O tema da democracia é um dos temas mais abordado pelos nossos políticos Africanos durante as campanhas eleitorais sobretudo a partir da década de 1990. É importante abrir aqui uma parentese para explicar que em 1989 acabava a Guerra fria, que viu a vitória da democracia liberal sobre o socialismo e os EUA iniciaram uma ofensiva mundial para o fim dos regimes ditatoriais e a implementação da democracia no mundo inteiro. Uma ofensiva referida como a terceira vaga da democracia.

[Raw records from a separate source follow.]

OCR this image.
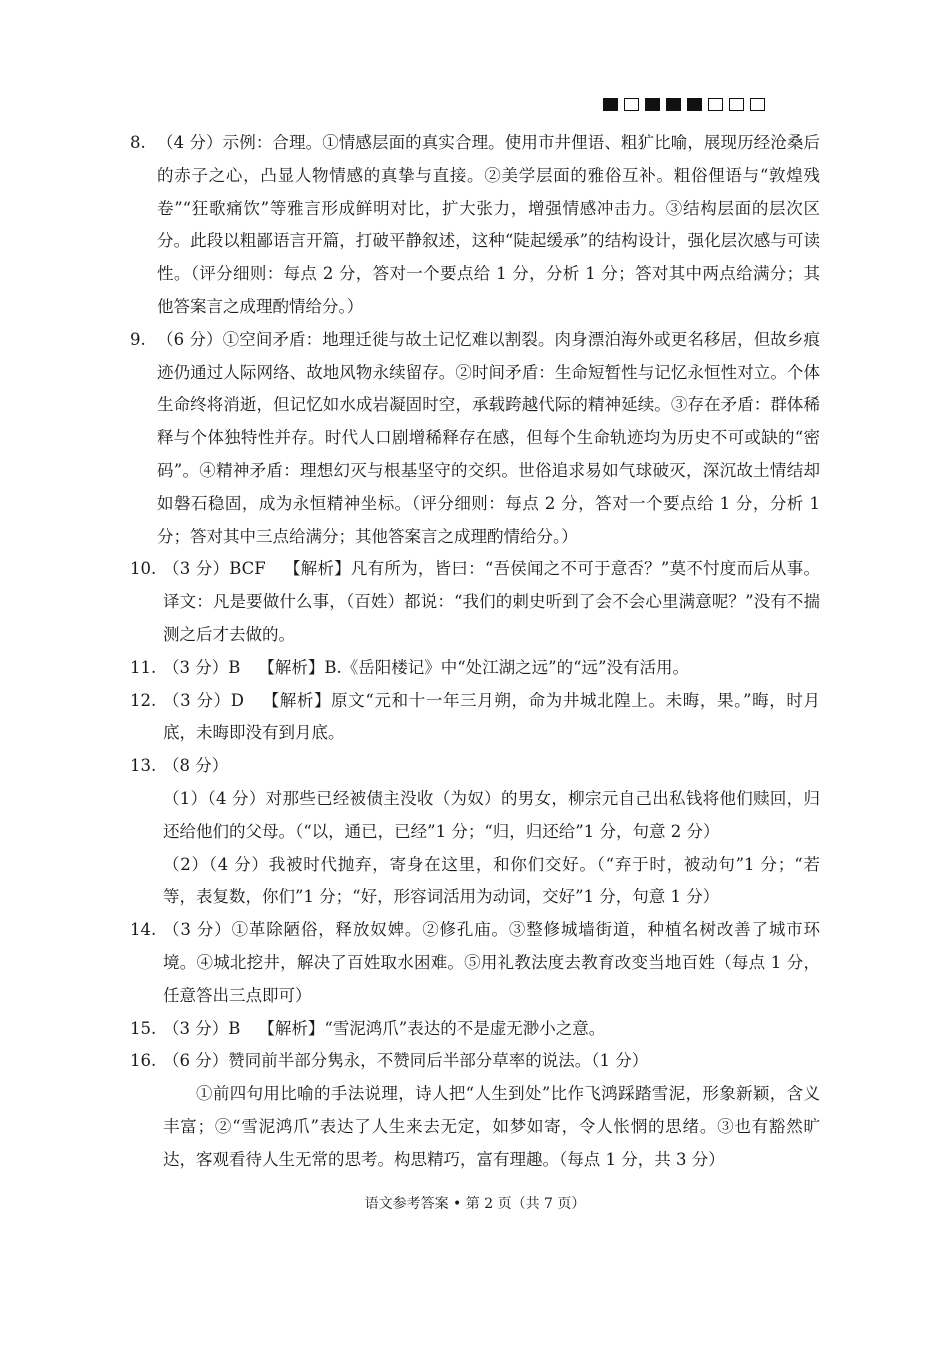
8. （4 分）示例：合理。①情感层面的真实合理。使用市井俚语、粗犷比喻，展现历经沧桑后的赤子之心，凸显人物情感的真挚与直接。②美学层面的雅俗互补。粗俗俚语与“敦煌残卷”“狂歌痛饮”等雅言形成鲜明对比，扩大张力，增强情感冲击力。③结构层面的层次区分。此段以粗鄙语言开篇，打破平静叙述，这种“陡起缓承”的结构设计，强化层次感与可读性。（评分细则：每点 2 分，答对一个要点给 1 分，分析 1 分；答对其中两点给满分；其他答案言之成理酌情给分。）
9. （6 分）①空间矛盾：地理迁徙与故土记忆难以割裂。肉身漂泊海外或更名移居，但故乡痕迹仍通过人际网络、故地风物永续留存。②时间矛盾：生命短暂性与记忆永恒性对立。个体生命终将消逝，但记忆如水成岩凝固时空，承载跨越代际的精神延续。③存在矛盾：群体稀释与个体独特性并存。时代人口剧增稀释存在感，但每个生命轨迹均为历史不可或缺的“密码”。④精神矛盾：理想幻灭与根基坚守的交织。世俗追求易如气球破灭，深沉故土情结却如磐石稳固，成为永恒精神坐标。（评分细则：每点 2 分，答对一个要点给 1 分，分析 1 分；答对其中三点给满分；其他答案言之成理酌情给分。）
10. （3 分）BCF 【解析】凡有所为，皆曰：“吾侯闻之不可于意否？”莫不忖度而后从事。 译文：凡是要做什么事，（百姓）都说：“我们的刺史听到了会不会心里满意呢？”没有不揣测之后才去做的。
11. （3 分）B 【解析】B.《岳阳楼记》中“处江湖之远”的“远”没有活用。
12. （3 分）D 【解析】原文“元和十一年三月朔，命为井城北隍上。未晦，果。”晦，时月底，未晦即没有到月底。
13. （8 分）
（1）（4 分）对那些已经被债主没收（为奴）的男女，柳宗元自己出私钱将他们赎回，归还给他们的父母。（“以，通已，已经”1 分；“归，归还给”1 分，句意 2 分）
（2）（4 分）我被时代抛弃，寄身在这里，和你们交好。（“弃于时，被动句”1 分；“若等，表复数，你们”1 分；“好，形容词活用为动词，交好”1 分，句意 1 分）
14. （3 分）①革除陋俗，释放奴婢。②修孔庙。③整修城墙街道，种植名树改善了城市环境。④城北挖井，解决了百姓取水困难。⑤用礼教法度去教育改变当地百姓（每点 1 分，任意答出三点即可）
15. （3 分）B 【解析】“雪泥鸿爪”表达的不是虚无渺小之意。
16. （6 分）赞同前半部分隽永，不赞同后半部分草率的说法。（1 分）
①前四句用比喻的手法说理，诗人把“人生到处”比作飞鸿踩踏雪泥，形象新颖，含义丰富；②“雪泥鸿爪”表达了人生来去无定，如梦如寄，令人怅惘的思绪。③也有豁然旷达，客观看待人生无常的思考。构思精巧，富有理趣。（每点 1 分，共 3 分）
语文参考答案 • 第 2 页（共 7 页）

É neste quadro que em 1990, o então presidente da França, François Mitterrand, convocou todos os chefes de Estados, das antigas colonias Francesas para uma conferencia na cidade Francesa, La Baule, onde ele anunciou que a partir desta data a França, ia ajudar somente os países que adotariam a democracia como principio de governação. Do lado Inglesa, os Estados Unidos com seus aliados Britânicos também puseram pressões para a implementação da democracia, através dos instrumentos oficiais, como o FMI, BM e a diplomacia, e outros instrumentos oficiosos, tais como estimular tomadas de poder por vias ilegais, nos países de expressões inglesas.
O que deve se perceber, é que tanto a democracia definida na cidade de La Baule como aquela definida por Washington e Londres, é definida num mesmo quadro de neocolonização e dominação do continente Africano. Com a situação unipolar causada pelo fim da Guerra fria, as elites Africanas no poder, foram obrigadas desde então, a transformar-se em democratas circunstanciais, sem perceber os requisitos do jogo democrático. Todos se reclamaram de democratas e em todo lado começaram a prometer aos eleitores o estabelecimento do sistema democrático de governação. O que se verifica na realidade, no terreno é que o tema é mais falado só durante as campanhas eleitorais, mas depois da vitoria, o tema incomoda os vitoriosos e nunca mais querem ouvir de democracia.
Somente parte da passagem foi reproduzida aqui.